When it comes to attracting expo visitors, booth location is half the battle. If possible, select a position as soon as exhibitor registration opens to get the best real estate. A great spot is easily accessible and situated in an area with a high traffic flow. The prime spots tend to be the same in any venue: booths located in corners, main aisles, or just beyond the entrances. Non-exhibit spaces can also provide valuable opportunities. Booths near bathrooms, food courts, or presentation rooms give your business access to customers who are refreshed from a break and ready to dive back in. Be aware of obstacles that restrict traffic, such as narrow aisles, alcoves, or dead ends.
At a crowded tradeshow, appearances matter. Successful booths are compelling at a distance and up close. The first step is to create a display that reflects your brand and grabs attention from afar. Bright colours, lighted signs, oversized letters, or unexpected elements can all help you achieve this purpose. As a customer approaches, a hook helps you bring them in closer. A gaming company might install an interactive dance floor game, while a lean manufacturing consultant could use a working robotic assembly line. On the other hand, you could go for simplicity. Clean lines and solid colours can keep the focus on your products and provide a welcome respite for overstimulated attendees.

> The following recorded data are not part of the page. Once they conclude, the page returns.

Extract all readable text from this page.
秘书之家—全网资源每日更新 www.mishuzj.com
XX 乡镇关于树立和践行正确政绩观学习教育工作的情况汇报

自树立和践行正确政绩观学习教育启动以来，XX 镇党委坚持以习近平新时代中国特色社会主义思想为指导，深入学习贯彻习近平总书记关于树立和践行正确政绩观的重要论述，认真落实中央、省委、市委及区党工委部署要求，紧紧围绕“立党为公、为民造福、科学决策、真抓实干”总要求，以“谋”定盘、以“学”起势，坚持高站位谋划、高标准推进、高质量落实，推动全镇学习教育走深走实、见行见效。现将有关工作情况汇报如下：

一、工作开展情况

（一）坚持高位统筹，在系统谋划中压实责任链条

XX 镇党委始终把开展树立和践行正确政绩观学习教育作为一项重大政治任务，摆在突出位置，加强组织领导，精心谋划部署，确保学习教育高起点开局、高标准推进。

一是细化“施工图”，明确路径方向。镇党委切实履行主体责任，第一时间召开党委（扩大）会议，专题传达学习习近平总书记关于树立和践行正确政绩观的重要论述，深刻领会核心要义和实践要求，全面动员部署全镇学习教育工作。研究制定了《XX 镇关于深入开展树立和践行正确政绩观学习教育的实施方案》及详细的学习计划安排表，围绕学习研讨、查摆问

The right staffing decisions can take a trade show booth from good to great. An adequate number of employees ensures that expo visitors don’t have to wait long to learn more about your company. Consider your booth size; ideally, each person should have ample space to meet with potential customers. When selecting the staff members who will represent your company at the trade show, consider both personality and expertise. Employees who are engaging and knowledgeable can create a welcoming atmosphere and answer questions without hesitation.

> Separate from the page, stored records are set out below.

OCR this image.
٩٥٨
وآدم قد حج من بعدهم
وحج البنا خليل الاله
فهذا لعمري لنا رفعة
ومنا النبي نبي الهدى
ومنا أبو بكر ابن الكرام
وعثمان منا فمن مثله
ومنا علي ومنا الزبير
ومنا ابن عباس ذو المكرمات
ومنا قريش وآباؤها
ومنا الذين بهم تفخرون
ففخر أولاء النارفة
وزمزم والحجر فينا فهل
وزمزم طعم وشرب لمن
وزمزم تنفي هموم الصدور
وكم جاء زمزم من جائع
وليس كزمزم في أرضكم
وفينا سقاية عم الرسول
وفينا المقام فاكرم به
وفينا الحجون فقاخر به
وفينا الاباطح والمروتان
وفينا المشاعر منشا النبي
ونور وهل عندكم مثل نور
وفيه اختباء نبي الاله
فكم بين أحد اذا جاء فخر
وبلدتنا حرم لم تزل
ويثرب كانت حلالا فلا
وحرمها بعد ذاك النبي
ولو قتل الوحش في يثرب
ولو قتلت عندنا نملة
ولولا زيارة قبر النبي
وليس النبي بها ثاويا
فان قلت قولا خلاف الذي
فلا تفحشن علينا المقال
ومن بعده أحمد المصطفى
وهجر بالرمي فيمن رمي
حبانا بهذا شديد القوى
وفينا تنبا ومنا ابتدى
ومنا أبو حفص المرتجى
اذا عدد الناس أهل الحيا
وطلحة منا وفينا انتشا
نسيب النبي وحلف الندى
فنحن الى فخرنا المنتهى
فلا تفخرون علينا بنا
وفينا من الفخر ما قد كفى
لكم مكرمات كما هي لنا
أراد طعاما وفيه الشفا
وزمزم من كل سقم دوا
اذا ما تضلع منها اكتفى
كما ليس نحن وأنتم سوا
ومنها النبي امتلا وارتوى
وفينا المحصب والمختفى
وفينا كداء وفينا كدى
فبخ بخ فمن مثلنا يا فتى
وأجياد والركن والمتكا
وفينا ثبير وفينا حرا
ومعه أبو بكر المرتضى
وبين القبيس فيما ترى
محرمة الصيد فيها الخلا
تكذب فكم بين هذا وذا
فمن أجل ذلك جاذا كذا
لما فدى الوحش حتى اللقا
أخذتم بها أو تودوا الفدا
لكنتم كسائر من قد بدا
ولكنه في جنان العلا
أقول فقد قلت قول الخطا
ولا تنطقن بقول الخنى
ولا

The elevator pitch is one of the most important aspects of a trade show. In 30 to 60 seconds, your pitch must communicate what your company does and why it matters. Simple, concise language can cut through the distractions and stimuli at a busy event. For example: “We design custom solar panels for homeowners. Each system is engineered to maximize sun exposure, so most of our systems pay for themselves in one year.”To ensure consistent messaging, meet with your trade show staffers in advance to craft a compelling speech that’s targeted toward the types of people who will be attending the trade show. Discuss ways to adapt it to different audiences, and practise each version out loud until it feels natural.

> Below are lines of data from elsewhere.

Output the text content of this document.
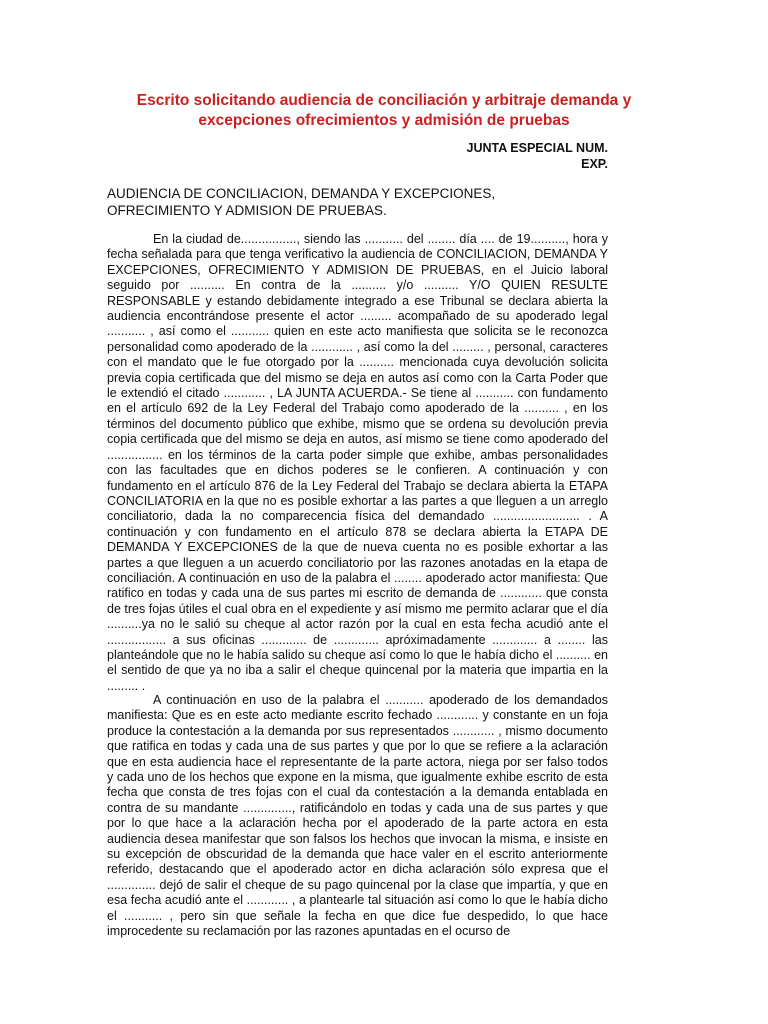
Escrito solicitando audiencia de conciliación y arbitraje demanda y
excepciones ofrecimientos y admisión de pruebas
JUNTA ESPECIAL NUM.
EXP.
AUDIENCIA DE CONCILIACION, DEMANDA Y EXCEPCIONES,
OFRECIMIENTO Y ADMISION DE PRUEBAS.

En la ciudad de................, siendo las ........... del ........ día .... de 19.........., hora y fecha señalada para que tenga verificativo la audiencia de CONCILIACION, DEMANDA Y EXCEPCIONES, OFRECIMIENTO Y ADMISION DE PRUEBAS, en el Juicio laboral seguido por .......... En contra de la .......... y/o .......... Y/O QUIEN RESULTE RESPONSABLE y estando debidamente integrado a ese Tribunal se declara abierta la audiencia encontrándose presente el actor ......... acompañado de su apoderado legal ........... , así como el ........... quien en este acto manifiesta que solicita se le reconozca personalidad como apoderado de la ............ , así como la del ......... , personal, caracteres con el mandato que le fue otorgado por la .......... mencionada cuya devolución solicita previa copia certificada que del mismo se deja en autos así como con la Carta Poder que le extendió el citado ............ , LA JUNTA ACUERDA.- Se tiene al ........... con fundamento en el artículo 692 de la Ley Federal del Trabajo como apoderado de la .......... , en los términos del documento público que exhibe, mismo que se ordena su devolución previa copia certificada que del mismo se deja en autos, así mismo se tiene como apoderado del ................ en los términos de la carta poder simple que exhibe, ambas personalidades con las facultades que en dichos poderes se le confieren. A continuación y con fundamento en el artículo 876 de la Ley Federal del Trabajo se declara abierta la ETAPA CONCILIATORIA en la que no es posible exhortar a las partes a que lleguen a un arreglo conciliatorio, dada la no comparecencia física del demandado ......................... . A continuación y con fundamento en el artículo 878 se declara abierta la ETAPA DE DEMANDA Y EXCEPCIONES de la que de nueva cuenta no es posible exhortar a las partes a que lleguen a un acuerdo conciliatorio por las razones anotadas en la etapa de conciliación. A continuación en uso de la palabra el ........ apoderado actor manifiesta: Que ratifico en todas y cada una de sus partes mi escrito de demanda de ............ que consta de tres fojas útiles el cual obra en el expediente y así mismo me permito aclarar que el día ..........ya no le salió su cheque al actor razón por la cual en esta fecha acudió ante el ................. a sus oficinas ............. de ............. apróximadamente ............. a ........ las planteándole que no le había salido su cheque así como lo que le había dicho el .......... en el sentido de que ya no iba a salir el cheque quincenal por la materia que impartia en la ......... .

A continuación en uso de la palabra el ........... apoderado de los demandados manifiesta: Que es en este acto mediante escrito fechado ............ y constante en un foja produce la contestación a la demanda por sus representados ............ , mismo documento que ratifica en todas y cada una de sus partes y que por lo que se refiere a la aclaración que en esta audiencia hace el representante de la parte actora, niega por ser falso todos y cada uno de los hechos que expone en la misma, que igualmente exhibe escrito de esta fecha que consta de tres fojas con el cual da contestación a la demanda entablada en contra de su mandante .............., ratificándolo en todas y cada una de sus partes y que por lo que hace a la aclaración hecha por el apoderado de la parte actora en esta audiencia desea manifestar que son falsos los hechos que invocan la misma, e insiste en su excepción de obscuridad de la demanda que hace valer en el escrito anteriormente referido, destacando que el apoderado actor en dicha aclaración sólo expresa que el .............. dejó de salir el cheque de su pago quincenal por la clase que impartía, y que en esa fecha acudió ante el ............ , a plantearle tal situación así como lo que le había dicho el ........... , pero sin que señale la fecha en que dice fue despedido, lo que hace improcedente su reclamación por las razones apuntadas en el ocurso de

Collect Contact Information
Trade show attendees are often in the information-gathering stage, they’re planning a purchase or service contract, but they might not be ready to commit yet. Many exhibitors respond to these indecisive customers by applying a hard sell or moving on to a more receptive person. Your company can gain a competitive edge with a friendlier, middle-ground solution: engage in a discussion and collect contact information. This method demonstrates enthusiasm without pressure, putting the customer at ease and clearing a path for future interactions. It also helps you build a high-value mailing list of people that have demonstrated interest and need. The true payoff of trade show participation often happens long after the doors close often, as a direct result of these initial contacts. An professional trade show can be a valuable resource for your small business. With strategic planning and audience-focused preparation, you can make the most of your investment.